SASCOC has taken an aspirational approach to the problem although they seem to be looking at a 'one shoe fits all' solution.
Of course I do not believe that such an approach can work, but in order to be fair, let us look at what SASCOC is suggesting.
SASCOC maintains that the structure should be in a pyramid in nature which will be best represented as such:
Thus the system will require the following numbers just to 'man' the committees:
- National Federation - 10 office-bearers
- Provincial Federations (9 provinces x 10) - 90 office-bearers
- District Federations (52 districts x 10) - 520 office-bearers
- Clubs (There will have to be a minimum of 3 clubs per District in order to make the Districts legal entities, therefore there will have to be 52 x 3 x 5 (presuming that each club committee has five members on their committee)) - 780 office-bearers
So, the above proposal will require roughly 1,390 office-bearers just to run the system.

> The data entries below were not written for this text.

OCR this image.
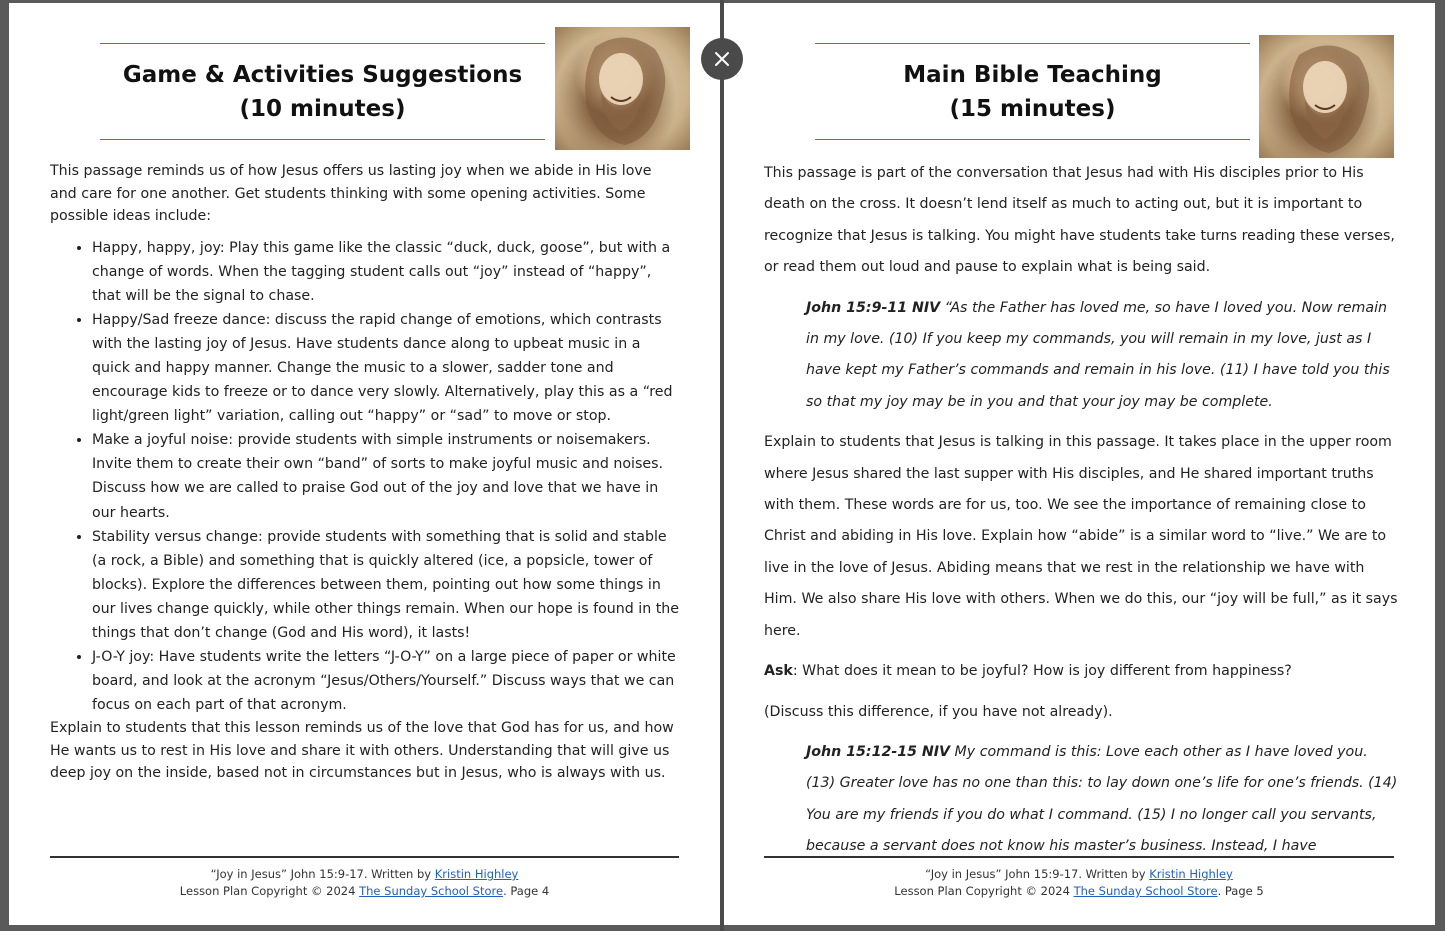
Game & Activities Suggestions
(10 minutes)

This passage reminds us of how Jesus offers us lasting joy when we abide in His love and care for one another. Get students thinking with some opening activities. Some possible ideas include:

• Happy, happy, joy: Play this game like the classic “duck, duck, goose”, but with a change of words. When the tagging student calls out “joy” instead of “happy”, that will be the signal to chase.
• Happy/Sad freeze dance: discuss the rapid change of emotions, which contrasts with the lasting joy of Jesus. Have students dance along to upbeat music in a quick and happy manner. Change the music to a slower, sadder tone and encourage kids to freeze or to dance very slowly. Alternatively, play this as a “red light/green light” variation, calling out “happy” or “sad” to move or stop.
• Make a joyful noise: provide students with simple instruments or noisemakers. Invite them to create their own “band” of sorts to make joyful music and noises. Discuss how we are called to praise God out of the joy and love that we have in our hearts.
• Stability versus change: provide students with something that is solid and stable (a rock, a Bible) and something that is quickly altered (ice, a popsicle, tower of blocks). Explore the differences between them, pointing out how some things in our lives change quickly, while other things remain. When our hope is found in the things that don’t change (God and His word), it lasts!
• J-O-Y joy: Have students write the letters “J-O-Y” on a large piece of paper or white board, and look at the acronym “Jesus/Others/Yourself.” Discuss ways that we can focus on each part of that acronym.

Explain to students that this lesson reminds us of the love that God has for us, and how He wants us to rest in His love and share it with others. Understanding that will give us deep joy on the inside, based not in circumstances but in Jesus, who is always with us.

“Joy in Jesus” John 15:9-17. Written by Kristin Highley
Lesson Plan Copyright © 2024 The Sunday School Store. Page 4
Main Bible Teaching
(15 minutes)

This passage is part of the conversation that Jesus had with His disciples prior to His death on the cross. It doesn’t lend itself as much to acting out, but it is important to recognize that Jesus is talking. You might have students take turns reading these verses, or read them out loud and pause to explain what is being said.

John 15:9-11 NIV “As the Father has loved me, so have I loved you. Now remain in my love. (10) If you keep my commands, you will remain in my love, just as I have kept my Father’s commands and remain in his love. (11) I have told you this so that my joy may be in you and that your joy may be complete.

Explain to students that Jesus is talking in this passage. It takes place in the upper room where Jesus shared the last supper with His disciples, and He shared important truths with them. These words are for us, too. We see the importance of remaining close to Christ and abiding in His love. Explain how “abide” is a similar word to “live.” We are to live in the love of Jesus. Abiding means that we rest in the relationship we have with Him. We also share His love with others. When we do this, our “joy will be full,” as it says here.

Ask: What does it mean to be joyful? How is joy different from happiness?

(Discuss this difference, if you have not already).

John 15:12-15 NIV My command is this: Love each other as I have loved you. (13) Greater love has no one than this: to lay down one’s life for one’s friends. (14) You are my friends if you do what I command. (15) I no longer call you servants, because a servant does not know his master’s business. Instead, I have

“Joy in Jesus” John 15:9-17. Written by Kristin Highley
Lesson Plan Copyright © 2024 The Sunday School Store. Page 5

Remember most of these people will have to be volunteers!
This of course does not even include technical officials who will be needed to run the competitions.galas/ track-meets, etc.
It is estimated that the average federation would need another 2,500 technical officials, or if they do not have that, there will be a very overworked hard core of parents who will become less-and-less enthusiastic as they lose all of their weekends in providing events for others.
Being an office-bearer or technical official is often a thankless task as decisions are often made which do not sit well with the vocal few. Even the likes of Cathy Doyle (who was much liked by most of the swimmers) of the Central Gauteng Aquatics Association had a small group of vocal detractors.
The increased burden of the system as outlined by SASCOC is likely to have the unexpected outcome of chasing away the committed few which will lead to the total collapse of many sporting codes.
I believe that volunteerism goes hand-in-hand with financial ability. No-one can expect a person who is not financially advantaged to volunteer to run a sporting body. However, it should be noted that many sporting bodies are themselves quite poor and unable to pay anyone to do the required tasks.
The proposed system also dilutes the influence of the athlete.
Instead of the athlete now having direct recourse at National Federation (NF) level, the athlete has to struggle through an increased bureaucracy to get through the club, district, provincial, and national federation officials and red-tape.
The dilution also affects the ability of people to stand for positions on the National Federation. In such a way the Committees that run NF's become very little more than cabals of like-minded people who become almost impossible to dislodge.
Good governance is then often discarded as personal interest becomes entrenched.